Ayaan blinked and her mouth firmed up. “No, sir, and no excuses.”
“Excellent.” Redwing permitted himself a slight smile.
Ayaan laid out a diagram on his slate, pointing to the array she had mounted outside, jury-rigged from interior structural beams. “As soon as we work the kinks out of ganging the dishes, and optimize Beth’s incoming, we’ll have a coherent, linked system.”
“Which means you can go after Cliff?”
“Yes, but remember, we don’t even know what gear they have.”
“Field phones, too, as I recall.”
“But have they hung on to them? I’m getting no pings back at all.”
Redwing understood the tech enough to know that grouping all their microwave range antennas together outside was a hell of a tough problem. Software and hardware together had to gang the antennas so they were coherent in phase, like making them into one big eardrum. Doing that on a constantly moving platform swooping above the Bowl, and focusing them on spots in the moving landscape—he couldn’t even begin to imagine the problems. “You’re doing a great job, Ayaan. I know the problems. Just keep trying for a ping.”
Ayaan blinked rapidly at the notoriously rare Redwing praise. “Yes, sir.”
Redwing nodded and strode with visible energy—more performance for the crew—the five meters to the bridge viewscreen. The whole hemisphere had been converted into a complex display that could flit from real images to overlay dynamics charts. Look too long at them, flip back and forth, and you had to sit down and let it seep in. He had ordered that their interior centrifugal grav be Bowl normal, 0.8 g. They would all be ready to go down and help, if that was necessary. But he wasn’t going to put another boot on the ground until he knew more.
He felt a sudden surge, twist, and correction strum t
hrough the deck and walked over to the operations chair.
“How’s the induction coil?” Redwing asked the pilot, a short man named Jampudvipa, always shortened to Jam.
“Sputtering. I got it back right, using the three-zone thrusters. We’re getting barely enough plasma to keep the system from going into parasitic oscillations.”
“Damn. Can we make the delta?”
Jam wrenched his face around and shrugged. “Perhaps.”
The Bowl image spread across most of the glowing hemisphere. It always made him stop and stare.

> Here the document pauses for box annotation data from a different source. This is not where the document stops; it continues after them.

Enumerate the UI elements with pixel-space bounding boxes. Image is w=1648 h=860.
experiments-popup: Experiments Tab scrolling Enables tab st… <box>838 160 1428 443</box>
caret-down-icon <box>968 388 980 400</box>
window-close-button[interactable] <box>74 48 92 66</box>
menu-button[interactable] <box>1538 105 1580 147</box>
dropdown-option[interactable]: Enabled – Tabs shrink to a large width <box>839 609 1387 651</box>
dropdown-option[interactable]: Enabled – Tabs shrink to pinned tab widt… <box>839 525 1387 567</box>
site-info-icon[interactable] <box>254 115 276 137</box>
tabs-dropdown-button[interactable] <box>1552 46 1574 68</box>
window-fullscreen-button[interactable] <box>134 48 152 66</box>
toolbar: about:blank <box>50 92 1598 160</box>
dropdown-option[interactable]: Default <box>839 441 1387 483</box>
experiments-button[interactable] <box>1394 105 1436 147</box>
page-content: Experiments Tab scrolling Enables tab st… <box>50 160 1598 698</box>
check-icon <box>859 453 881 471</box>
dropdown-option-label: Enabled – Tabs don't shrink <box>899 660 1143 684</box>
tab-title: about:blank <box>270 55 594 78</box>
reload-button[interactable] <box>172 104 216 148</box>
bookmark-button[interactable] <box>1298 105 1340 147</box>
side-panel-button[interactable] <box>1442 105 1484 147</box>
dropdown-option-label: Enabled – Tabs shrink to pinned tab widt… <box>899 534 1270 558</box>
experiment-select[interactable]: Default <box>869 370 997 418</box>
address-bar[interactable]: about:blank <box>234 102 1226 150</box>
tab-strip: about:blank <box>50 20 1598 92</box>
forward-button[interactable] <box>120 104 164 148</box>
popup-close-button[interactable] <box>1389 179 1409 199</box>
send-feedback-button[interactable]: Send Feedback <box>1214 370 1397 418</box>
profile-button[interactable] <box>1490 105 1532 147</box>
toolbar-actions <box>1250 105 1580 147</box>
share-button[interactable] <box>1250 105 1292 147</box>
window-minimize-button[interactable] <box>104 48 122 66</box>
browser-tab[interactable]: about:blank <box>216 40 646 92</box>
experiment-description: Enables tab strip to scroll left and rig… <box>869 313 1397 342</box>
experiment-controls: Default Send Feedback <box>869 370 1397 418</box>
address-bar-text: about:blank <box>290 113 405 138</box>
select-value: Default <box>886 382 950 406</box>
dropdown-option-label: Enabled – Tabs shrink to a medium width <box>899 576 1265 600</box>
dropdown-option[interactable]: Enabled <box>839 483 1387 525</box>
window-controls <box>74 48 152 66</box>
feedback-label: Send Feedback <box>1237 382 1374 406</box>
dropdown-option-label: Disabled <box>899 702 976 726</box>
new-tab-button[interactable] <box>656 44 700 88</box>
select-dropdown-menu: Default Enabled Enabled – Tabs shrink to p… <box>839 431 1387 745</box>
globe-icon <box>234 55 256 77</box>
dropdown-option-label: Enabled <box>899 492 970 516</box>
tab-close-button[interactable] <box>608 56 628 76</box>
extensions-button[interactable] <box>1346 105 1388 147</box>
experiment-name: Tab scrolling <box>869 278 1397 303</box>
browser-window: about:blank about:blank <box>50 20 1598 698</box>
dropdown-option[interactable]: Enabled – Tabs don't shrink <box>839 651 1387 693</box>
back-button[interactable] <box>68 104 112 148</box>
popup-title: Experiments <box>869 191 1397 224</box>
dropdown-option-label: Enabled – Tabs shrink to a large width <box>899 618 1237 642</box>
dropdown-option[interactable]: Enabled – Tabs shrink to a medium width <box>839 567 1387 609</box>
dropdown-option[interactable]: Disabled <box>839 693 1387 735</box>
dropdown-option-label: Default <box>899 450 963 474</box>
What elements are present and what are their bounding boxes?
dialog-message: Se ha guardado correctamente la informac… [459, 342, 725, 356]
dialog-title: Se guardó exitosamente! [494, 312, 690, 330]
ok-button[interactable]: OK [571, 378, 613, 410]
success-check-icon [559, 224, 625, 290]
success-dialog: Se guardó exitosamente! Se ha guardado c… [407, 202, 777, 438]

The landscape unfolded at speeds hallucinatingly fast, because they were moving at about ten kilometers a second over it, orbital speed. So much wealth: forests brimming with green promise, clouds towering a hundred kilometers high over shallow seas, spare bare deserts of golden sand, crawling muddy rivers snaking through valleys rimmed by low hills. Hurricanes roaring and churning across continents larger than Earth itself. An immense, impossible geography. A contraption devoutly to be wished, yes. But, by whom? By … what?
He watched the comm bands. Beth’s signal was down to zero, but her party had gotten through earlier for a few minutes. To keep Beth within range, Redwing and Jam had to maneuver the ship constantly, spelling the watch with Clare Conway, the willowy blond copilot. But the solar wind here was a puny wisp, barely enough to keep the induction chambers from shutting down. Space was everywhere a very good vacuum, but the red star’s wind was even thinner than Sol’s. Plasma blew off stars, but this smaller sun’s somehow got swept up into the jet. Magnetic focusing, apparently, though how it was done seemed a mystery to the engineers. Indeed, Redwing thought, this whole weird place was an implied slap in the face to human endeavors. Even SunSeeker was a mere bauble compared with it. A huge bowl whirling around so fast, it covered a perimeter about the size of Earth’s orbit, every nine days.
Jam’s job in all this was to keep them close enough to the Bowl’s atmosphere to let Beth’s weak phone signal get through to them. He steered them so close, the land seemed like a flat plane below them, an infinite wall of blue green dotted with clouds hundreds of kilometers high, of seas bigger than any planet. All of it hung under the constant glare of star and jet, which cast different glows across the deep atmosphere, in long blades of shadow and radiance.